Iran has been launching attacks targeting members of the PDKI and other Iranian Kurdish opposition groups located in the semi-autonomous Kurdish region near the Iran-Iraq border.
According to a source at the Erbil meeting quoted by the Citadel, the opposition groups showed a general willingness to move to the newly established camps. However, there was strong opposition to the demand that they hand over their weapons.

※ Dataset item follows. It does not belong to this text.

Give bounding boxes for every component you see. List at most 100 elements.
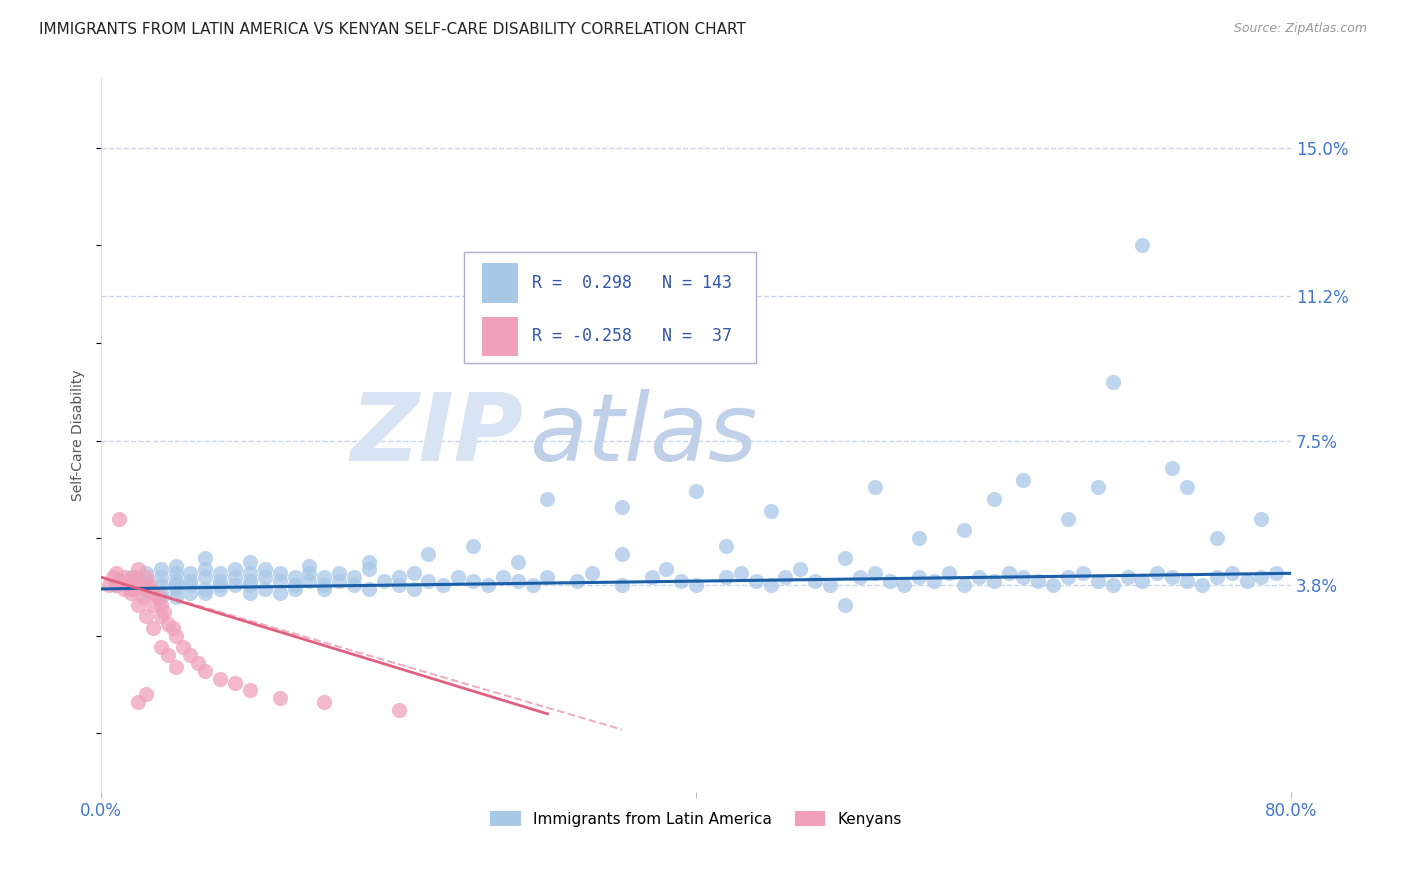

In an official press release on Monday, Iranian Foreign Ministry spokesman Nasser Kenani announced that Iran and Iraq had reached an agreement on the dismantling of Iranian Kurdish forces and the evacuation of their military installations in the Kurdistan region. Kenani explained that the deadline for the disarmament of these forces had been set for 19 September, asserting: ”This deadline will not be subject to any extension. The Kurdistan Region and Baghdad are expected to implement this agreement promptly”.
Coinciding with this announcement, Iranian Armed Forces Chief of Staff Mohammad Bagheri issued a stern ultimatum to Iraq and the Kurdistan Region. Bagheri warned that if Iraq failed to disarm groups perceived as hostile to Iran by 18 September, Iran would escalate its military operations against these Kurdish armed groups based in the Kurdistan Region.
In response, Iraqi government spokesman Basim Alawadi took to social media to express his country’s commitment to ensuring border security in accordance with the bilateral agreement with Iran. Alawadi’s statement revealed that in addition to disarming militant groups and eliminating their bases, the agreement includes the extradition of wanted suspects to Iran.
This development comes on the heels of a timeline of escalating events, marked by the nationwide protests in Iran, followed by lethal attacks conducted by the Islamic Revolutionary Guard Corps (IRGC) on Iranian-Kurdish bases in northern Iraq. These attacks, which occurred between September and October, led to multiple casualties and injuries. Subsequent months witnessed further attacks, ballistic missile launches, and diplomatic efforts between Iraq, Iran and Kurdistan Region.